[time-nuts] suitable statistics for measurements with gaps

Michael Wouters michaeljwouters at gmail.com
Sat Apr 23 21:28:42 EDT 2016


The technique used for dealing with gaps is really about handling random
gaps in an otherwise uniformly sampled sequence. The idea is that you take
your sequence, pad it out with the missing data (tagging those points with
a NaN or whatever) and then when you're computing ADEV, if a data triplet
is missing a point(s), you simply drop it from the summation.
This works nicely for ADEV and TOTDEV but not so well for MDEV.

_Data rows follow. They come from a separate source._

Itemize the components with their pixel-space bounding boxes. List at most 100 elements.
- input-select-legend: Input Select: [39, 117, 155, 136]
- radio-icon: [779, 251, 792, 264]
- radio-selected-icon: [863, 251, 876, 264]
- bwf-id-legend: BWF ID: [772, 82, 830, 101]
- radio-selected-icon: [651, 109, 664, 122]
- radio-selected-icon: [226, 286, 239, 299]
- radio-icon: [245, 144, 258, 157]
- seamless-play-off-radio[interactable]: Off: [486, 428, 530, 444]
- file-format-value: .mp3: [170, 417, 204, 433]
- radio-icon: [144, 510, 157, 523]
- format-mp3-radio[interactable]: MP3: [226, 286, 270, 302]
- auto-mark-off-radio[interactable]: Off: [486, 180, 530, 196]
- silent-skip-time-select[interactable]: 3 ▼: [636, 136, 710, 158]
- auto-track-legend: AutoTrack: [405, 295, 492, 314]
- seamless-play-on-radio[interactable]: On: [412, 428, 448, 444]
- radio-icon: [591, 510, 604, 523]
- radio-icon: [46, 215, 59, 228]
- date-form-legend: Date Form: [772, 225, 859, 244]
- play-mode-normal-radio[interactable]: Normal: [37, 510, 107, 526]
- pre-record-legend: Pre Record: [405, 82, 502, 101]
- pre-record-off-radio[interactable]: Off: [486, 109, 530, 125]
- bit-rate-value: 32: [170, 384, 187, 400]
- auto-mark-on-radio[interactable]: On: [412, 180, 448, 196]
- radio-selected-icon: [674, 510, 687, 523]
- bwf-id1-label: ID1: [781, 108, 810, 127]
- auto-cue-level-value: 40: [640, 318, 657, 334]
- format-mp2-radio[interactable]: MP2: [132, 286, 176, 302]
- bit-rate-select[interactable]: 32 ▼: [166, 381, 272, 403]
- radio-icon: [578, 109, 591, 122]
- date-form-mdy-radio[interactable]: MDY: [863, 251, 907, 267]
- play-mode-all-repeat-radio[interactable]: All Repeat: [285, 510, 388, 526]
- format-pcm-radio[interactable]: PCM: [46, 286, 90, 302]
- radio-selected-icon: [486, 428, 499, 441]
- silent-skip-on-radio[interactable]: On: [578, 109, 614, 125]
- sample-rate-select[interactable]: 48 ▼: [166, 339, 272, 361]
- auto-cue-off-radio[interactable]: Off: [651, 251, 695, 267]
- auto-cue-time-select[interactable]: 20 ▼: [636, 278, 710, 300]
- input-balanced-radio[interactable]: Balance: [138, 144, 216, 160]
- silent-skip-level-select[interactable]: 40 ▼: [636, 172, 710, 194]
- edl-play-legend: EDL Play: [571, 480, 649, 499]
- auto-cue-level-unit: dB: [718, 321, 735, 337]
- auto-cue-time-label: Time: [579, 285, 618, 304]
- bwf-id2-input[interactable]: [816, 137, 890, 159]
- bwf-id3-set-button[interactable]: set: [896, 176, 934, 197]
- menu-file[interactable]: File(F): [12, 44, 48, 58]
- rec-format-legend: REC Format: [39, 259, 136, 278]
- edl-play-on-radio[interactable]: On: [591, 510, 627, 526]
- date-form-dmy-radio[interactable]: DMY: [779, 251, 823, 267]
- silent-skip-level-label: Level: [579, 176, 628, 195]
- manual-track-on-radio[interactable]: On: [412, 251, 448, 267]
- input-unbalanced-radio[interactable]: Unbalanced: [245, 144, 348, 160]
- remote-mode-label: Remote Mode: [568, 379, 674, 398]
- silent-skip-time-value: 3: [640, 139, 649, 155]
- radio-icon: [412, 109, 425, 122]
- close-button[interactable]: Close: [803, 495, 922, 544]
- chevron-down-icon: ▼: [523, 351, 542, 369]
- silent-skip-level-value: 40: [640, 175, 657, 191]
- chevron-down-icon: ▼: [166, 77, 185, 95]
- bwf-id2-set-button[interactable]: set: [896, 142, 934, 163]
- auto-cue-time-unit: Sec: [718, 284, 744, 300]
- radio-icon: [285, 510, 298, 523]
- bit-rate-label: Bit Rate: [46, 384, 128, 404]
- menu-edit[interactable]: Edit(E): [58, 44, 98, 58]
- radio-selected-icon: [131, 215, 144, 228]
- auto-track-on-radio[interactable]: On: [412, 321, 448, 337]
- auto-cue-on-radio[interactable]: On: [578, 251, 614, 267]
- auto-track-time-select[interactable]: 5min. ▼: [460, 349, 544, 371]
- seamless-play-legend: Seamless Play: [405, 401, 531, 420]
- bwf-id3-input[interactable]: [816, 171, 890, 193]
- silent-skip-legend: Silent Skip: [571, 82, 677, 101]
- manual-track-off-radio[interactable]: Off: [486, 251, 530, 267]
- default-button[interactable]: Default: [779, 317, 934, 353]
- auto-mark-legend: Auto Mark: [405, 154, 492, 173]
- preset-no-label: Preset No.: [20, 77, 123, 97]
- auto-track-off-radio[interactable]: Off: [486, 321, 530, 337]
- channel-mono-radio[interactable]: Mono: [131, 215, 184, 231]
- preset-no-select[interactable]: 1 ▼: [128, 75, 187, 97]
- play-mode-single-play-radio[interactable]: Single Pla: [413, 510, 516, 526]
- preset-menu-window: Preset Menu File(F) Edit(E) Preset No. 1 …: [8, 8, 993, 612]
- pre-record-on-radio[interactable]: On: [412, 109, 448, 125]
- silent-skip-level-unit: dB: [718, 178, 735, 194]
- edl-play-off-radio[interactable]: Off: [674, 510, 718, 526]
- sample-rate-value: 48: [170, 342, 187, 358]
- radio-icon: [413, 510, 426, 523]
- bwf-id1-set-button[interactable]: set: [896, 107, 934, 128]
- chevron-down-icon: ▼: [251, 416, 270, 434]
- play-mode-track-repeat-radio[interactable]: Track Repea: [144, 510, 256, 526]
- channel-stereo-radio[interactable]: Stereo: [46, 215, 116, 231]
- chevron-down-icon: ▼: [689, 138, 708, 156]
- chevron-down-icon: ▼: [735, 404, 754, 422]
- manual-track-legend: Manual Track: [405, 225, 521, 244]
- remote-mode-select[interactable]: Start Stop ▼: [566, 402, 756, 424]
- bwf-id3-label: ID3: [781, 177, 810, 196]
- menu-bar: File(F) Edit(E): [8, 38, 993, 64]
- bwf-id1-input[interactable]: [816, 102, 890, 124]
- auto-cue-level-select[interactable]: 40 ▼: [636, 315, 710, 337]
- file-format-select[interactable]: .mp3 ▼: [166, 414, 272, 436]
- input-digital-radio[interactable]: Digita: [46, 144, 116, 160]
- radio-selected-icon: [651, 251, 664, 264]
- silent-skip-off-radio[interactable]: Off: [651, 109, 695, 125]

There are a couple of implementations of this around: allantools (Python)
and tftools (Matlab/Octave) are at least two on GitHub.

Cheers
MIchael

On Sunday, 24 April 2016, Attila Kinali <attila at kinali.ch> wrote:

> Hoi Jim,
>
> On Fri, 22 Apr 2016 06:39:07 -0700
> jimlux <jimlux at earthlink.net <javascript:;>> wrote:
>
> > But what about when the observations have gaps? Say you're measuring the
> > frequency of a spacecraft oscillator, and you can only see it for 8
> > hours a day?  the description of the frequency variation at a time
> > difference of 24 hours is useful, even if the integration time for each
> > measurement is, say, 1000 seconds.
>
> I recently stumbled over a paper by Sesia and Tavella[1] that might
> be of use. I didn't read it yet, so I cannot say anything about its
> content but that it covers gaps in ADEV data for space clocks.
>
>
>                         Attila Kinali
>
> [1] "Estimating the Allan variance in the presence of long periods of
> missing data and outliers", by Sesia and Tavella, 2008
> http://stacks.iop.org/Met/45/S134
>
> --
> Reading can seriously damage your ignorance.